SANAA: Yemen’s Iran-aligned Houthi militia, which has disrupted global shipping to display its support for Palestinians in the Gaza conflict, is now offering a place for students suspended from US universities after staging anti-Israeli protests.
Students have rallied or set up tents at dozens of campuses in the United States in recent days to protest against Israel’s war in Gaza, now in its seventh month.
Demonstrators have called on President Joe Biden, who has supported Israel’s right to defend itself, to do more to stop the bloodshed in Gaza and demanded schools divest from companies that support Israel’s government.
Many of the schools, including Ivy League Columbia University in New York City, have called in police to quell the protests.
“We are serious about welcoming students that have been suspended from US universities for supporting Palestinians,” an official at Sanaa University, which is run by the Houthis, told Reuters. “We are fighting this battle with Palestine in every way we can.”
Sanaa University had issued a statement applauding the “humanitarian” position of the students in the United States and said they could continue their studies in Yemen.
“The board of the university condemns what academics and students of US and European universities are being subjected to, suppression of freedom of expression,” the board of the university said in a statement, which included an email address for any students wanting to take up their offer.

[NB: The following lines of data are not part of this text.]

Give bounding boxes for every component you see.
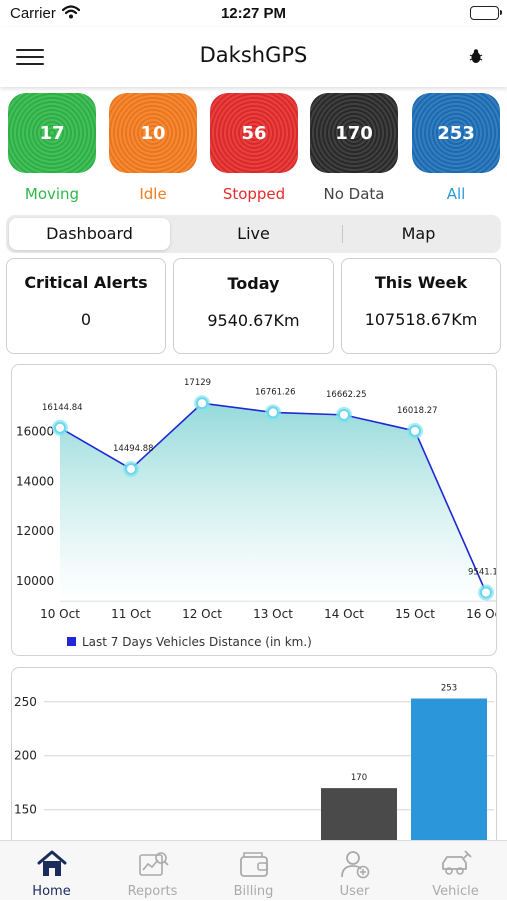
y-tick-label: 250 [14, 695, 37, 709]
distance-chart-card: 10000 12000 14000 16000 16144.84 14494.88 1712… [11, 364, 497, 656]
nav-home-label: Home [32, 884, 71, 899]
week-distance-card[interactable]: This Week 107518.67Km [341, 258, 501, 354]
nav-home[interactable]: Home [1, 841, 102, 901]
nav-vehicle-label: Vehicle [432, 884, 479, 899]
x-tick-label: 12 Oct [182, 607, 222, 621]
y-tick-label: 16000 [16, 424, 54, 438]
nav-billing[interactable]: Billing [203, 841, 304, 901]
critical-alerts-title: Critical Alerts [24, 273, 148, 292]
carrier-label: Carrier [10, 5, 56, 22]
moving-label: Moving [24, 185, 80, 203]
data-point [480, 586, 492, 599]
week-title: This Week [374, 273, 468, 292]
data-point [125, 462, 137, 475]
week-value: 107518.67Km [364, 310, 478, 329]
legend-swatch [67, 637, 76, 646]
y-tick-label: 10000 [16, 574, 54, 588]
battery-icon [470, 6, 502, 20]
distance-line-chart: 10000 12000 14000 16000 16144.84 14494.88 1712… [16, 378, 497, 649]
status-bar: Carrier 12:27 PM [0, 0, 507, 26]
data-point [409, 424, 421, 437]
no-data-label: No Data [323, 185, 385, 203]
app-title: DakshGPS [199, 43, 308, 67]
nav-user-label: User [339, 884, 370, 899]
stopped-count: 56 [241, 122, 267, 144]
y-tick-label: 14000 [16, 474, 54, 488]
data-value-label: 9541.11 [468, 567, 497, 577]
x-tick-label: 10 Oct [40, 607, 80, 621]
tab-dashboard[interactable]: Dashboard [9, 218, 170, 250]
status-bar-chart-card: 100150200250170253 [11, 667, 497, 867]
x-tick-label: 13 Oct [253, 607, 293, 621]
data-point [267, 406, 279, 419]
billing-icon [238, 849, 270, 879]
tab-live[interactable]: Live [237, 224, 270, 243]
data-value-label: 14494.88 [113, 444, 154, 454]
data-value-label: 16018.27 [397, 406, 438, 416]
home-icon [36, 849, 68, 879]
tab-map[interactable]: Map [401, 224, 436, 243]
vehicle-icon [440, 849, 472, 879]
user-icon [339, 849, 371, 879]
idle-count: 10 [140, 122, 166, 144]
tile-idle[interactable]: 10 [109, 93, 197, 173]
tab-divider [342, 225, 343, 243]
y-tick-label: 150 [14, 803, 37, 817]
idle-label: Idle [139, 185, 167, 203]
today-distance-card[interactable]: Today 9540.67Km [173, 258, 334, 354]
bar-value-label: 253 [441, 684, 457, 694]
bottom-navigation: Home Reports Billing [0, 840, 507, 900]
tile-all[interactable]: 253 [412, 93, 500, 173]
nav-user[interactable]: User [304, 841, 405, 901]
y-tick-label: 12000 [16, 524, 54, 538]
all-count: 253 [437, 122, 475, 144]
x-tick-label: 14 Oct [324, 607, 364, 621]
y-tick-label: 200 [14, 749, 37, 763]
nav-reports[interactable]: Reports [102, 841, 203, 901]
hamburger-menu-icon[interactable] [16, 49, 44, 67]
tile-moving[interactable]: 17 [8, 93, 96, 173]
legend-label: Last 7 Days Vehicles Distance (in km.) [82, 635, 312, 649]
data-point [338, 408, 350, 421]
critical-alerts-value: 0 [80, 310, 92, 329]
reports-icon [137, 849, 169, 879]
stopped-label: Stopped [222, 185, 286, 203]
data-value-label: 17129 [184, 378, 211, 388]
bar-value-label: 170 [351, 773, 367, 783]
data-point [196, 397, 208, 410]
x-tick-label: 11 Oct [111, 607, 151, 621]
tile-stopped[interactable]: 56 [210, 93, 298, 173]
data-value-label: 16761.26 [255, 387, 296, 397]
app-header: DakshGPS [0, 27, 507, 87]
segment-tabs: Dashboard Live Map [6, 215, 501, 253]
tile-no-data[interactable]: 170 [310, 93, 398, 173]
wifi-icon [61, 5, 81, 23]
status-bar-chart: 100150200250170253 [14, 684, 494, 866]
today-value: 9540.67Km [207, 311, 300, 330]
clock: 12:27 PM [220, 5, 287, 22]
x-tick-label: 15 Oct [395, 607, 435, 621]
no-data-count: 170 [335, 122, 373, 144]
vehicle-status-tiles: 17 10 56 170 253 Moving Idle Stopped No … [6, 93, 502, 203]
nav-billing-label: Billing [233, 884, 274, 899]
data-point [54, 421, 66, 434]
x-tick-label: 16 Oct [466, 607, 497, 621]
nav-reports-label: Reports [127, 884, 178, 899]
bug-icon[interactable] [469, 48, 483, 68]
series-area [60, 403, 486, 601]
all-label: All [446, 185, 466, 203]
today-title: Today [227, 274, 280, 293]
data-value-label: 16144.84 [42, 403, 83, 413]
bar-all [411, 698, 487, 866]
moving-count: 17 [39, 122, 65, 144]
nav-vehicle[interactable]: Vehicle [405, 841, 506, 901]
critical-alerts-card[interactable]: Critical Alerts 0 [6, 258, 166, 354]
data-value-label: 16662.25 [326, 390, 367, 400]
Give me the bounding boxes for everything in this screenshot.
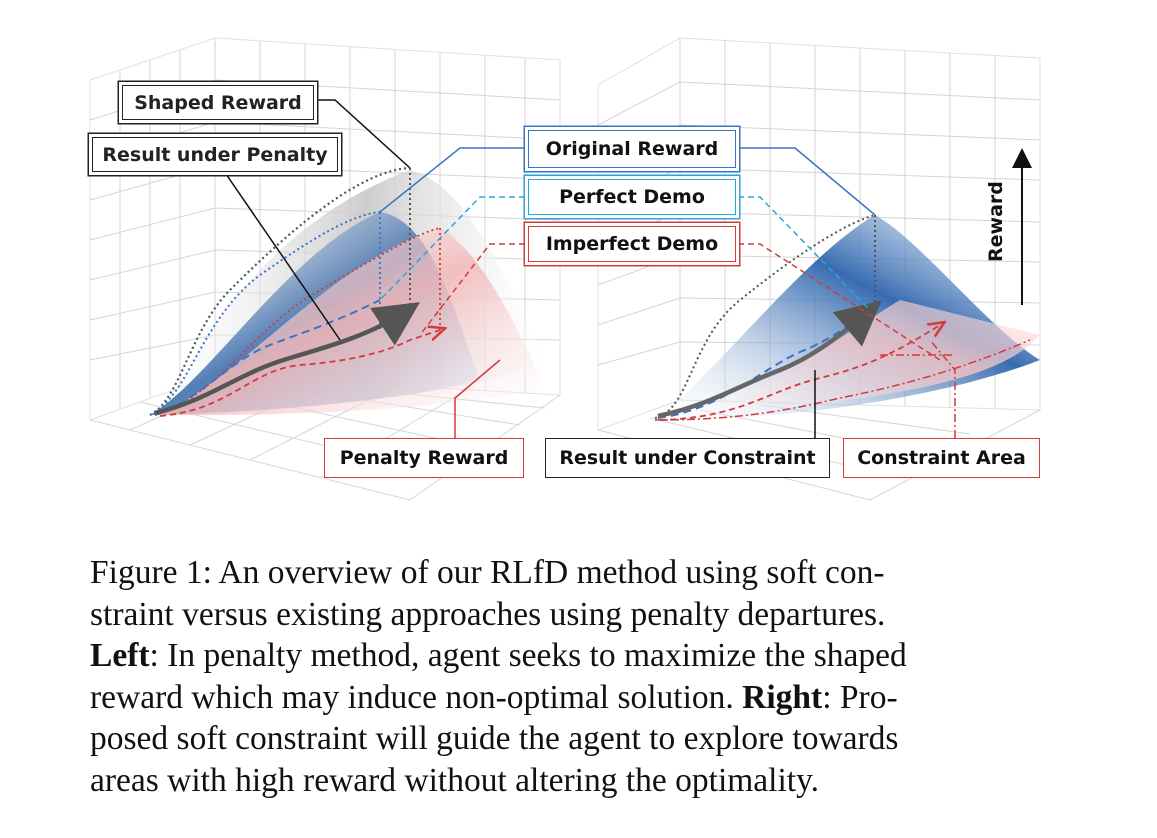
caption-line-6: areas with high reward without altering … [90, 761, 820, 799]
left-surfaces [150, 170, 545, 416]
caption-line-4-rest: : Pro- [822, 678, 898, 716]
figure-drawing [89, 37, 1041, 501]
caption-right-bold: Right [742, 678, 823, 716]
caption-left-bold: Left [90, 637, 150, 674]
imperfect-demo-dashed-curve [159, 330, 440, 417]
caption-line-3-rest: : In penalty method, agent seeks to maxi… [149, 637, 907, 674]
original-reward-label: Original Reward [528, 130, 736, 168]
overview-figure: Shaped Reward Result under Penalty Origi… [89, 37, 1041, 501]
caption-line-2: straint versus existing approaches using… [90, 595, 886, 633]
caption-line-1: Figure 1: An overview of our RLfD method… [90, 554, 885, 591]
original-reward-dotted-curve [149, 211, 381, 416]
imperfect-demo-dashed-curve-right [659, 325, 940, 421]
perfect-demo-label: Perfect Demo [528, 179, 736, 215]
result-under-constraint-label: Result under Constraint [545, 438, 830, 478]
shaped-reward-label: Shaped Reward [122, 85, 314, 120]
right-curves [654, 214, 1031, 421]
penalty-reward-label: Penalty Reward [324, 438, 524, 478]
figure-caption: Figure 1: An overview of our RLfD method… [90, 552, 1050, 801]
constraint-boundary-curve [654, 339, 1031, 421]
result-under-constraint-arrow [657, 300, 882, 419]
caption-line-4-pre: reward which may induce non-optimal solu… [90, 678, 743, 716]
imperfect-demo-label: Imperfect Demo [528, 226, 736, 262]
constraint-area-label: Constraint Area [843, 438, 1040, 478]
left-curves [149, 166, 441, 417]
reward-axis-label: Reward [985, 181, 1007, 262]
imperfect-demo-dotted-curve [154, 227, 441, 416]
caption-line-3: Left: In penalty method, agent seeks to … [90, 635, 1050, 677]
perfect-demo-dashed-curve [154, 299, 381, 416]
result-under-penalty-label: Result under Penalty [92, 137, 338, 172]
result-under-penalty-arrow [154, 302, 421, 416]
connector-lines [214, 99, 956, 438]
caption-line-4: reward which may induce non-optimal solu… [90, 677, 1050, 719]
caption-line-5: posed soft constraint will guide the age… [90, 720, 899, 757]
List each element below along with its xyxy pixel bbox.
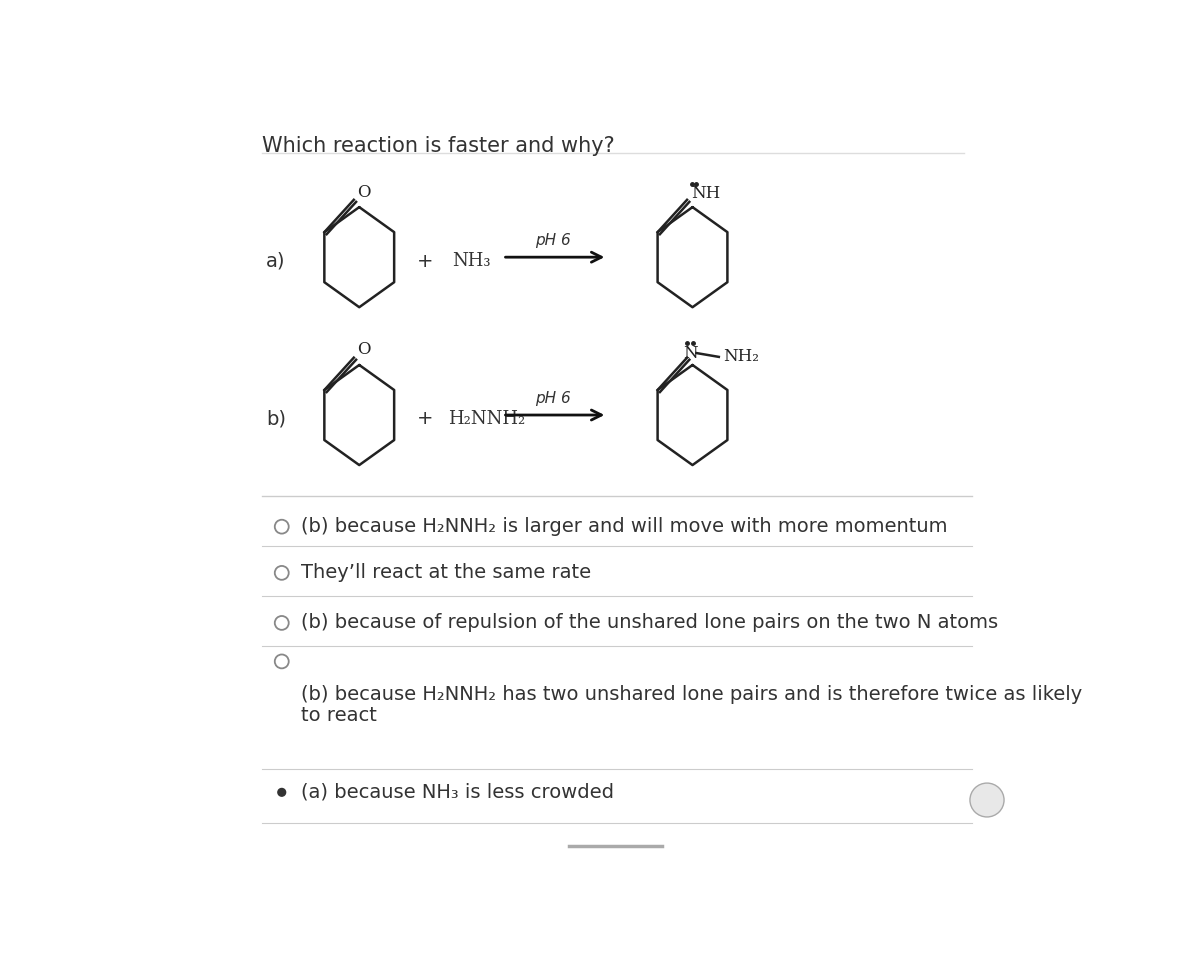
Text: pH 6: pH 6: [535, 391, 571, 405]
Text: NH: NH: [691, 185, 720, 202]
Text: O: O: [356, 184, 371, 201]
Circle shape: [278, 789, 286, 796]
Text: b): b): [266, 409, 287, 428]
Text: pH 6: pH 6: [535, 232, 571, 248]
Text: to react: to react: [301, 706, 377, 725]
Text: (a) because NH₃ is less crowded: (a) because NH₃ is less crowded: [301, 783, 614, 802]
Text: +: +: [416, 409, 433, 428]
Text: a): a): [266, 251, 286, 271]
Text: NH₃: NH₃: [452, 252, 491, 270]
Text: N: N: [683, 344, 697, 361]
Circle shape: [970, 783, 1004, 817]
Text: They’ll react at the same rate: They’ll react at the same rate: [301, 563, 592, 582]
Text: ≡: ≡: [978, 790, 996, 810]
Text: O: O: [356, 341, 371, 358]
Text: H₂NNH₂: H₂NNH₂: [449, 410, 526, 428]
Text: (b) because of repulsion of the unshared lone pairs on the two N atoms: (b) because of repulsion of the unshared…: [301, 614, 998, 633]
Text: NH₂: NH₂: [722, 348, 758, 365]
Text: Which reaction is faster and why?: Which reaction is faster and why?: [263, 137, 616, 156]
Text: (b) because H₂NNH₂ has two unshared lone pairs and is therefore twice as likely: (b) because H₂NNH₂ has two unshared lone…: [301, 684, 1082, 704]
Text: (b) because H₂NNH₂ is larger and will move with more momentum: (b) because H₂NNH₂ is larger and will mo…: [301, 517, 948, 536]
Text: +: +: [416, 251, 433, 271]
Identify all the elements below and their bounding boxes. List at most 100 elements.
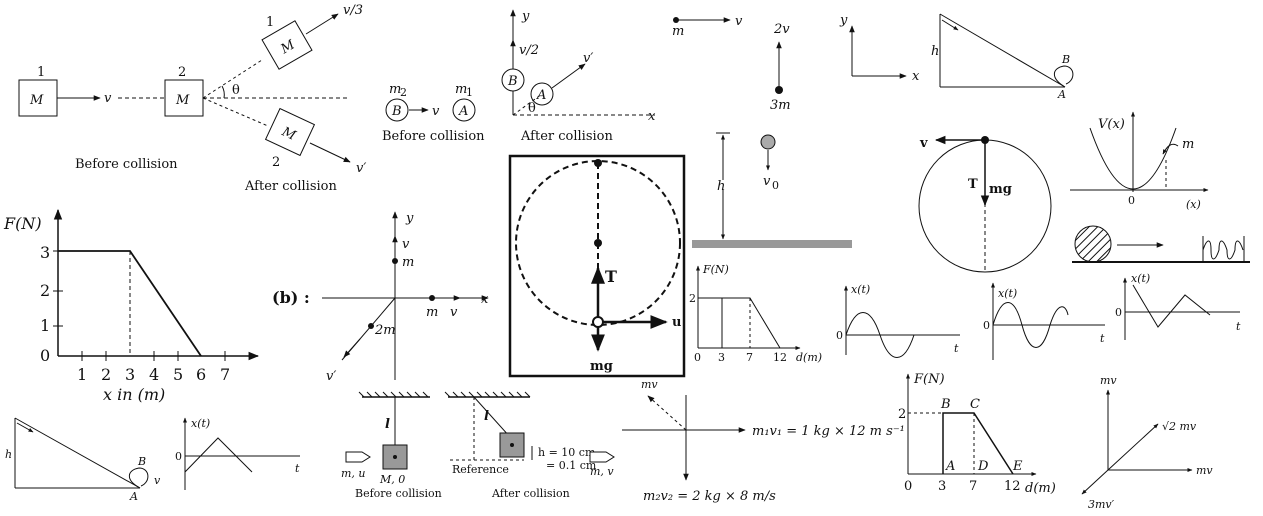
bullet-1 xyxy=(345,451,371,463)
point-d: D xyxy=(977,459,989,474)
force-xticks xyxy=(81,351,226,361)
block-2-label: M xyxy=(175,93,190,108)
labeled-force-curve xyxy=(942,412,1014,475)
xt-graph-sine: x(t) 0 t xyxy=(836,283,960,358)
labeled-force-ylabel: F(N) xyxy=(913,372,945,387)
xt4-curve xyxy=(184,437,253,473)
xt3-t: t xyxy=(1236,320,1241,333)
xt1-label: x(t) xyxy=(851,283,870,296)
momentum-vector-diagram: mv √2 mv mv 3mv′ xyxy=(1081,374,1213,511)
vertical-circle-center xyxy=(594,239,602,247)
point-b: B xyxy=(940,397,951,412)
force-ylabel: F(N) xyxy=(3,214,42,233)
labeled-force-t12: 12 xyxy=(1004,479,1021,494)
right-mass-label: m xyxy=(426,305,438,320)
falling-ball-v: v xyxy=(763,174,771,189)
lower-velocity-label: v′ xyxy=(356,161,366,176)
up-velocity-label: v xyxy=(402,237,410,252)
mass-2-sub: 2 xyxy=(400,86,407,99)
xt2-zero: 0 xyxy=(983,319,990,332)
xt-graph-triangle: x(t) 0 t xyxy=(175,417,300,490)
vertical-circle-top xyxy=(594,159,602,167)
mv-y-label: mv xyxy=(1100,374,1117,387)
particle-3m-velocity: 2v xyxy=(773,22,790,37)
block-lower-number: 2 xyxy=(272,155,280,170)
xt4-zero: 0 xyxy=(175,450,182,463)
ball-b-velocity: v xyxy=(432,104,440,119)
y-axis-label: y xyxy=(521,9,530,24)
block-1 xyxy=(18,79,58,117)
xt4-t: t xyxy=(295,462,300,475)
reference-label: Reference xyxy=(452,463,509,476)
labeled-force-zero: 0 xyxy=(904,479,912,494)
incline-bottom-A: A xyxy=(129,490,138,503)
circle-tension-label: T xyxy=(968,177,978,192)
bob-2-dot xyxy=(510,443,514,447)
tension-label: T xyxy=(605,267,617,286)
pendulum-after-caption: After collision xyxy=(491,487,570,500)
incline-bottom-loop xyxy=(128,467,149,489)
ball-a-velocity-label: v′ xyxy=(583,51,593,66)
ball-b-after xyxy=(501,68,525,92)
ball-b-after-label: B xyxy=(507,74,518,89)
mv-recoil xyxy=(1081,469,1109,495)
string-2-label: l xyxy=(484,409,489,424)
height-label-2: = 0.1 cm xyxy=(546,459,597,472)
xt2-label: x(t) xyxy=(998,287,1017,300)
mv-x-label: mv xyxy=(1196,464,1213,477)
force-ytick-2: 2 xyxy=(40,281,50,300)
spring-diagram xyxy=(1072,225,1250,263)
mv-resultant-label: √2 mv xyxy=(1162,420,1197,433)
xy-axes-diagram: y x xyxy=(839,13,920,84)
labeled-force-y2: 2 xyxy=(898,407,906,422)
circle-velocity-label: v xyxy=(919,136,928,151)
force-xtick-5: 5 xyxy=(173,365,183,384)
xt-graph-zigzag: x(t) 0 t xyxy=(1115,272,1241,340)
xt1-t: t xyxy=(954,342,959,355)
after-caption: After collision xyxy=(244,179,337,194)
point-c: C xyxy=(970,397,980,412)
upper-velocity-arrow xyxy=(305,13,339,35)
diagonal-velocity-arrow xyxy=(343,338,361,358)
ceiling-2-hatch xyxy=(444,391,531,398)
lower-path xyxy=(202,97,269,127)
block-upper-number: 1 xyxy=(266,15,274,30)
potential-ylabel: V(x) xyxy=(1098,117,1125,132)
mv-recoil-label: 3mv′ xyxy=(1088,498,1115,511)
incline-bottom-B: B xyxy=(137,455,146,468)
string-1-label: l xyxy=(385,417,390,432)
collision-1d-diagram: 1 M v 2 M M 1 v/3 M 2 v′ θ Before collis… xyxy=(18,3,366,194)
weight-label: mg xyxy=(590,359,613,374)
balls-before-diagram: m 2 B v m 1 A Before collision xyxy=(382,82,485,144)
diagonal-velocity-label: v′ xyxy=(326,369,336,384)
bullet-1-label: m, u xyxy=(341,467,366,480)
xt1-curve xyxy=(845,312,915,358)
string-2 xyxy=(473,396,511,438)
small-force-xlabel: d(m) xyxy=(796,351,822,364)
falling-ball xyxy=(760,134,776,150)
x-axis-label: x xyxy=(648,109,656,124)
force-xtick-2: 2 xyxy=(101,365,111,384)
ground-surface xyxy=(692,240,852,248)
upper-velocity-label: v/3 xyxy=(343,3,363,18)
xy-y-label: y xyxy=(839,13,848,28)
block-upper: M xyxy=(261,20,313,70)
incline-top-B: B xyxy=(1061,53,1070,66)
mass-2-label: m xyxy=(389,82,401,97)
force-ytick-0: 0 xyxy=(40,346,50,365)
ball-a-label: A xyxy=(458,104,468,119)
split-particle-diagram: m v 2v 3m xyxy=(672,14,791,113)
force-graph-small: F(N) 2 0 3 7 12 d(m) xyxy=(689,263,822,364)
bottom-point xyxy=(592,316,604,328)
block-1-label: M xyxy=(29,93,44,108)
xt-graph-sine-2: x(t) 0 t xyxy=(983,282,1105,360)
speed-label: u xyxy=(672,315,681,330)
ball-a-after-label: A xyxy=(536,88,546,103)
up-mass-label: m xyxy=(402,255,414,270)
block-2-number: 2 xyxy=(178,65,186,80)
mv-label: mv xyxy=(641,378,658,391)
right-velocity-label: v xyxy=(450,305,458,320)
force-xlabel: x in (m) xyxy=(103,385,165,404)
labeled-force-t7: 7 xyxy=(969,479,977,494)
ball-b-velocity-label: v/2 xyxy=(519,43,539,58)
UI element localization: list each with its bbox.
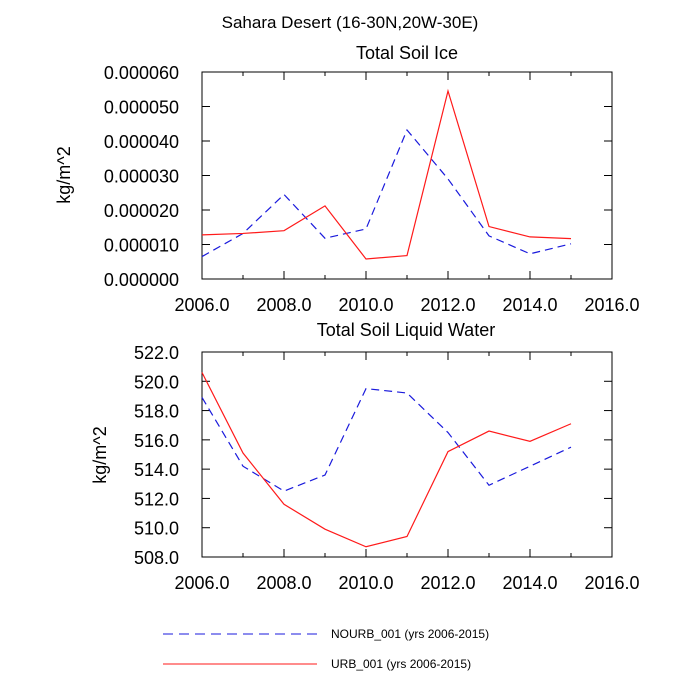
y-tick-label-soil-liquid-water: 514.0	[134, 460, 179, 480]
x-tick-label-soil-liquid-water: 2006.0	[174, 573, 229, 593]
x-tick-label-soil-liquid-water: 2008.0	[256, 573, 311, 593]
x-tick-label-soil-ice: 2016.0	[584, 295, 639, 315]
panel-title-soil-liquid-water: Total Soil Liquid Water	[317, 320, 495, 340]
y-axis-label-soil-ice: kg/m^2	[54, 146, 74, 203]
series-urb-line-soil-liquid-water	[201, 372, 572, 548]
panel-soil-ice: Total Soil Ice 0.000000 0.000010 0.000020 0…	[54, 43, 640, 315]
y-tick-label-soil-liquid-water: 520.0	[134, 372, 179, 392]
series-nourb-line-soil-ice	[201, 128, 572, 258]
y-tick-label-soil-ice: 0.000050	[104, 98, 179, 118]
legend-label-urb: URB_001 (yrs 2006-2015)	[331, 657, 471, 671]
legend: NOURB_001 (yrs 2006-2015) URB_001 (yrs 2…	[163, 627, 489, 671]
x-tick-label-soil-liquid-water: 2014.0	[502, 573, 557, 593]
figure-title: Sahara Desert (16-30N,20W-30E)	[222, 13, 479, 32]
y-tick-label-soil-liquid-water: 510.0	[134, 519, 179, 539]
y-tick-label-soil-liquid-water: 512.0	[134, 489, 179, 509]
series-nourb-line-soil-liquid-water	[201, 387, 572, 492]
y-tick-label-soil-ice: 0.000030	[104, 167, 179, 187]
plot-frame-soil-liquid-water	[201, 351, 613, 558]
x-tick-label-soil-liquid-water: 2012.0	[420, 573, 475, 593]
y-tick-label-soil-liquid-water: 516.0	[134, 431, 179, 451]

The US and Britain returned the Houthi militia to a list of terrorist groups this year as their attacks on vessels in and around the Red Sea hurt global economies.
The Houthi’s offer of an education for US students sparked a wave of sarcasm by ordinary Yemenis on social media. One social media user posted a photograph of two Westerners chewing Yemen’s widely-used narcotic leaf Qat. He described the scene as American students during their fifth year at Sanaa University.